# hiding equip,& water movement behind 3d b/g



## ozman (Sep 7, 2012)

hi all,
sorry if this has been asked before(or a lot) but i'm concerned about water movement behind the 3d b/g
this will be my first time to own one and my first thoughts aside how great they look was they can hide all of my equipment.

then i got to thinking about the water behind.... with niche/hole cutouts for overflow at top covered so no fish can get behind,
sealed of course all round.outlets piped through to the front of the b/g would this create good water movement behind the b/g for the intakes & heater?

these are questions i'd like to explore before i purchase anything, i have not even bought my tank yet!

i do intend on a 350/375lt 4ft tank with 1x2700lph & 1x1400lph filters as i know that is not their media inc flow rate.

cheers to you all
ozman


----------



## DJRansome (Oct 29, 2005)

You don't want to "pipe" the holes at the bottom for inlets.
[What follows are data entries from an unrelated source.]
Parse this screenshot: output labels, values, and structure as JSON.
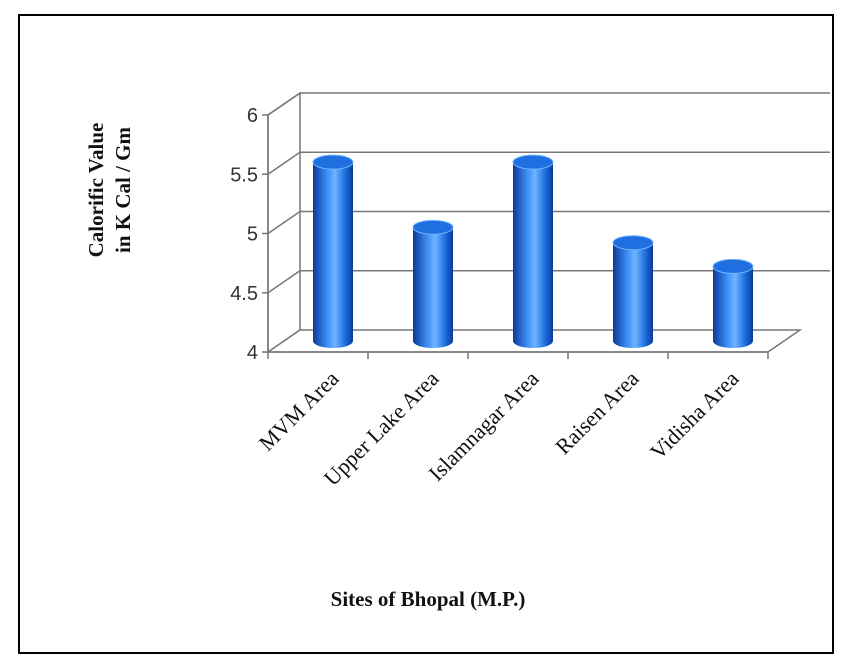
{
  "chart_data": {
    "type": "bar",
    "categories": [
      "MVM Area",
      "Upper Lake Area",
      "Islamnagar Area",
      "Raisen Area",
      "Vidisha Area"
    ],
    "values": [
      5.5,
      4.95,
      5.5,
      4.82,
      4.62
    ],
    "ylabel_line1": "Calorific Value",
    "ylabel_line2": "in K Cal / Gm",
    "xlabel": "Sites of Bhopal (M.P.)",
    "ylim": [
      4,
      6
    ],
    "yticks": [
      "4",
      "4.5",
      "5",
      "5.5",
      "6"
    ],
    "grid": true,
    "style": "3d-cylinder",
    "bar_color": "#1f6fe0",
    "bar_highlight": "#6fb4ff",
    "bar_shadow": "#0b3a9a"
  }
}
The filter inlets behind the background sucking up the water behind the background are what keeps the space clean. The filter inlets don't even have to be right behind the holes.
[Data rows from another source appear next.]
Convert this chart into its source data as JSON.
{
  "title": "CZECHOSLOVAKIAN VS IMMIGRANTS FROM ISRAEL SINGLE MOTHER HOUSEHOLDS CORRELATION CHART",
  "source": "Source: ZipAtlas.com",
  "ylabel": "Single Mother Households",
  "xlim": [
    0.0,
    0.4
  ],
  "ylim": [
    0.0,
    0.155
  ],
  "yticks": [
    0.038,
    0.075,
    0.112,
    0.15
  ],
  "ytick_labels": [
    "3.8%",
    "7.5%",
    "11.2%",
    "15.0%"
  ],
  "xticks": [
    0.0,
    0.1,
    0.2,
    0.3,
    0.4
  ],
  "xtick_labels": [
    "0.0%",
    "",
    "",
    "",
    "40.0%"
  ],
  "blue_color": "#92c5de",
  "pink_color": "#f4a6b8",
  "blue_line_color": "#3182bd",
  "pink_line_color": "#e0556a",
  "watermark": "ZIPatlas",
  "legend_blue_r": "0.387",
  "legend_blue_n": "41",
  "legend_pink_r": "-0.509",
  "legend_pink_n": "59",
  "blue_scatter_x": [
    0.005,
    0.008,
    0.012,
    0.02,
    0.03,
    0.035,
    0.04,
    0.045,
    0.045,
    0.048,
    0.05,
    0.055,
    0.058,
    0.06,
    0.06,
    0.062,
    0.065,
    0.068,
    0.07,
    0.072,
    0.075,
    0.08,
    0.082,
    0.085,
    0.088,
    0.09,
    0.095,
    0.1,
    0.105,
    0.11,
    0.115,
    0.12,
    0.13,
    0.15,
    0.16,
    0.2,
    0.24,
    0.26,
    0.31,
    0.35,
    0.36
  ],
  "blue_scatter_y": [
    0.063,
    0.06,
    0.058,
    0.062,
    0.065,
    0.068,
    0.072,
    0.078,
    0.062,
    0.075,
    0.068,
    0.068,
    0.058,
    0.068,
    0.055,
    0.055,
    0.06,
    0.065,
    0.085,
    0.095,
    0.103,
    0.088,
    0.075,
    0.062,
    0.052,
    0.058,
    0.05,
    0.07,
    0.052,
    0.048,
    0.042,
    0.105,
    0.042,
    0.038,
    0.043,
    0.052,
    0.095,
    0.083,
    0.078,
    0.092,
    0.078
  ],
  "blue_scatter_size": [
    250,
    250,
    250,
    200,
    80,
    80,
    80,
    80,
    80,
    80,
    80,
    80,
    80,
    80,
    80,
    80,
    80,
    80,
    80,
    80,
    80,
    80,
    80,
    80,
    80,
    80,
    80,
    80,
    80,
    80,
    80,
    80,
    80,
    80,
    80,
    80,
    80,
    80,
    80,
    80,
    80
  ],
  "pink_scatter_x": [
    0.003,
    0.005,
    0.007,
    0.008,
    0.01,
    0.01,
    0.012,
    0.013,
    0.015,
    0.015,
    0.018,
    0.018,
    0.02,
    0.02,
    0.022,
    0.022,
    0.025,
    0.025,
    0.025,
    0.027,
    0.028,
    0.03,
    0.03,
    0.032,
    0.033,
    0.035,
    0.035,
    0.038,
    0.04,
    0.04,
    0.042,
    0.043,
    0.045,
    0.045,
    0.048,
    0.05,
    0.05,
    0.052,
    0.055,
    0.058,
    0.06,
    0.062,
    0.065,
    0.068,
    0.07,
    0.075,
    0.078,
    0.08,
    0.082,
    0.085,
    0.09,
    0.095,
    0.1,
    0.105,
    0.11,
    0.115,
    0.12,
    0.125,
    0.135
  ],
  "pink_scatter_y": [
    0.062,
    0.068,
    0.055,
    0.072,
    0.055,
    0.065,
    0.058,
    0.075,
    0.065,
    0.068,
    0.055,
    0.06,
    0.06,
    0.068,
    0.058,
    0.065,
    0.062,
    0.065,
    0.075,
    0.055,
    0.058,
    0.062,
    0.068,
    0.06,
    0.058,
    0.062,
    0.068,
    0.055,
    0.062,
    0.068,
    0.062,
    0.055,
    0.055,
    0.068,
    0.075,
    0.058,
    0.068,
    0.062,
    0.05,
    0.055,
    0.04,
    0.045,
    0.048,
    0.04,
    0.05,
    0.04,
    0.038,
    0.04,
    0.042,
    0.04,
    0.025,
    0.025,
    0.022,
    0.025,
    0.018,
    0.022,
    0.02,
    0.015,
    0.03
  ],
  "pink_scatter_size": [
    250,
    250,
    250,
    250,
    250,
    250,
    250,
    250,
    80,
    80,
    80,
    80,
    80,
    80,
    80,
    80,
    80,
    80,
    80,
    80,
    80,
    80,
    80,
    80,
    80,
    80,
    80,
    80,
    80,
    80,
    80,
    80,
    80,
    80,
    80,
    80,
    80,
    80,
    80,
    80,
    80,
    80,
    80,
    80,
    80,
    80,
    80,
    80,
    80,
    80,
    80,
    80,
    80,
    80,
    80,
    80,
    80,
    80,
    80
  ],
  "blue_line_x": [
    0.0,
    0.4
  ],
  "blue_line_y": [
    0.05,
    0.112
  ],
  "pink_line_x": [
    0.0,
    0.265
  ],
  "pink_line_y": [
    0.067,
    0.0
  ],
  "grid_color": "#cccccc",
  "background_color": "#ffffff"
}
I have mesh on the inlet holes in the background, but you may find that any fry in the tank can fit through. And the space required to allow the filter inlet to fit behind is big enough to fit a net to retrieve the fry when they have grown too big to swim back.

The heater is the only item with a trick to positioning. Actually I use in-line heaters now, so no worries. But when I had heaters behind...the heater has to be between the BG inlet hole and the filter intake so all water entering the filter has to flow over the heater.


----------



## ozman (Sep 7, 2012)

thanks DJRansome, mmm as far as the heater goes i think i'll go with the inline to stop that problem.
it makes sense about the inlets as you pointed out, but my question is should i drill for two outlet pipes(two filter returns)
directing water into the tank from different angles & perhaps opposite ends to get nice movement in the tank ?
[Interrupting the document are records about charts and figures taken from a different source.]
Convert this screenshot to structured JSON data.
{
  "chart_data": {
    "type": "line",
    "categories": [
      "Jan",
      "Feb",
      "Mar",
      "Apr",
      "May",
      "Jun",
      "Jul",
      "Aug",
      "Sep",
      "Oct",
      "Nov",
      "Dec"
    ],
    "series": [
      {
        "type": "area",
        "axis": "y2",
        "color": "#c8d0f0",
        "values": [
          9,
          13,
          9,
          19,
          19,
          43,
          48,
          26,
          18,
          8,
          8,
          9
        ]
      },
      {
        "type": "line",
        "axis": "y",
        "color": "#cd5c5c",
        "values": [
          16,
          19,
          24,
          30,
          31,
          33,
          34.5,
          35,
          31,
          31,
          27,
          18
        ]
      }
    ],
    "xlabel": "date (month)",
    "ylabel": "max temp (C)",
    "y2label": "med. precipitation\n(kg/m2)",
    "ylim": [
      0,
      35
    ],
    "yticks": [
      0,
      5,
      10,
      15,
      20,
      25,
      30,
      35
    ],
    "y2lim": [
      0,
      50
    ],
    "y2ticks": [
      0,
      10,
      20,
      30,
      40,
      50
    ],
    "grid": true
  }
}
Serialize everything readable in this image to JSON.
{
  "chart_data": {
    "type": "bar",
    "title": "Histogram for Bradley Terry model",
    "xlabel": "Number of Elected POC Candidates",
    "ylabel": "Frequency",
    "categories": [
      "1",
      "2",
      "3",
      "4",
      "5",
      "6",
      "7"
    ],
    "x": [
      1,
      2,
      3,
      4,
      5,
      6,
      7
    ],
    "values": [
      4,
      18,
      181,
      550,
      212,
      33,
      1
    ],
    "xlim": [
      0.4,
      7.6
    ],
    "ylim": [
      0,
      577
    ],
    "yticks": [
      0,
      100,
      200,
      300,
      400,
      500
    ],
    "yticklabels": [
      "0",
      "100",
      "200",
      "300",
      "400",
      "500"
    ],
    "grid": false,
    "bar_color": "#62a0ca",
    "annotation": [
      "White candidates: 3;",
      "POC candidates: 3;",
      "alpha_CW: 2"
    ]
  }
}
hope i'm making sense from my muddled mind :roll: *** a lot to learn and lovin every minute of it

cheers ozman


----------



## DJRansome (Oct 29, 2005)

On a 48" tank I usually do two filters and two inlet holes. Behind the BG things are arranged like this:
Filter Inlet pipe > Heater > BG inlet hole > space > BG inlet hole > Heater > Filter Inlet Pipe

With the suction at each end, the entire space behind the BG remains clean. Equipment is grouped at each end.

From the front, the BG inlet holes are spaced at the one foot mark and the three foot mark.

The filter returns over the BG in my tanks just point straight ahead. The positioning is determined by the BG...I do not cut the tops. Wherever I can find 2 spots that are thin enough for the filter pipe to hook over without alteration. This creates two big loops of current with return over the top back-to-front and inlet at the bottom front-to-back.

I have 3 tanks set up like this and one 36" with a single filter in the middle. So far so good (7 years).

Be sure to locate them high enough to be 2" above any future depth of substrate you might want. I have a tank now where I want to increase the substrate to be 3" for plants and the holes are too low. : (


----------



## ozman (Sep 7, 2012)

thanks again DJRansome, your reply has given me all the info i think i needed.
you have been extremely helpful to me in your replies,thanks so much for sharing your knowledge

all the best to you :thumb:

ozman


----------